Voilà, c’est dit : les forces françaises de l’opération Barkane ainsi que les forces spéciales Takuba, provenant d’une quinzaine de pays européens, se retirent du Mali. Le président français Emmanuel Macron l’a annoncé ce jeudi, juste avant l’ouverture du sommet entre l’Union Européenne et l’Union Africaine (17 et 18 février), à Bruxelles, au lendemain d’un mini-sommet qui réunissait à l’Elysée, une trentaine de dirigeants africains et européens.

Ce départ, se fera au profit d’un redéploiement régional pour lutter contre le terrorisme au Sahel. Là où les mouvements affiliés à Al-Qaïda ou au groupe Etat islamique ont conservé un fort pouvoir de nuisance malgré l’élimination de nombreux chefs.

Les relations entre Paris et la junte au pouvoir à Bamako étaient devenues "exécrables". Pour Emmanuel Macron, plusieurs lignes rouges ont été franchies : la volonté de discuter avec les djihadistes, la prise de pouvoir par une junte, le refus d’appliquer un calendrier de retour à l’ordre démocratique qui avait pourtant été annoncé et pour finir… le recours à une milice privée russe, la sulfureuse société Wagner.

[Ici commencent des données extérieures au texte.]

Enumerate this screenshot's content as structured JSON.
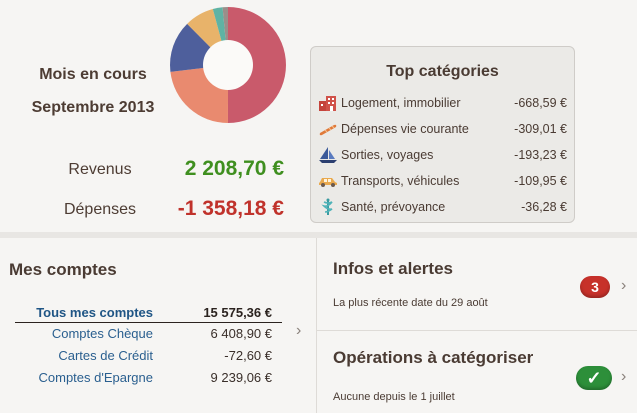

Il faut dire que malgré la présence de ces multiples forces au Sahel – forces françaises, depuis neuf ans avec l’opération Serval puis Barkhane, et maintenant Takuba - qui accompagnent les forces régionales du G5 Sahel, la menace terroriste de groupes djihadistes ne faiblit pas. Les attaques se sont même répandues au Ghana, en Côte d’Ivoire, au Sénégal et maintenant au Bénin.

Vladimir Poutine dément tout lien entre l’Etat russe et les sociétés militaires privées (SMP). Certes, dans le tout-venant des miliciens recrutés, les Russes ne sont pas forcément légion. Certains viennent de pays arabes, d’autres du Caucase ou encore d’Europe de l’Est.

Mais personne n’est dupe. Pour Vincent Hugeux, grand reporter, auteur du livre "Tyrans d’Afrique" (Ed. Perrin), il y a peu de doute que Moscou soit aux manettes. "Les cadres de Wagner sont d’anciens officiers de l’armée de la fédération de Russie", explique-t-il. "Son propriétaire, Evgueni Prigojine, surnommé le traiteur du Kremlin, parce qu’il est le fournisseur des dîners fins du Kremlin, est un intime de Vladimir Poutine. Quant à Dmitri Outkin, le cofondateur du groupe Wagner, lui, est un ancien officier du renseignement militaire russe".

Quelle est la force du groupe Wagner ?

Pour autant, ces mercenaires russes qui sont dorénavant engagés aux côtés des forces armées maliennes (FAMA), ont-ils les moyens suffisants pour lutter contre le fléau djihadiste ?

Comparés à l’opération Barkhane (4300 Français au Sahel dont 2400 au Mali, selon l’Elysée) et à Takuba, les moyens de Wagner paraissent rudimentaires. "Ce sont des dispositifs au sol. Ils n’ont pas de drone, pas d’avion de combat…", décrit Arnaud Dubien, chercheur associé à l’Institut des relations internationales et stratégiques (IRIS). Et pour l’instant, ils n’interviennent que dans des zones les moins dangereuses, au centre du Mali et à Bamako. Pas au nord, ni dans la zone dite "des trois frontières" (Burkina, Mali, Niger), là où les djihadistes sont les plus offensifs.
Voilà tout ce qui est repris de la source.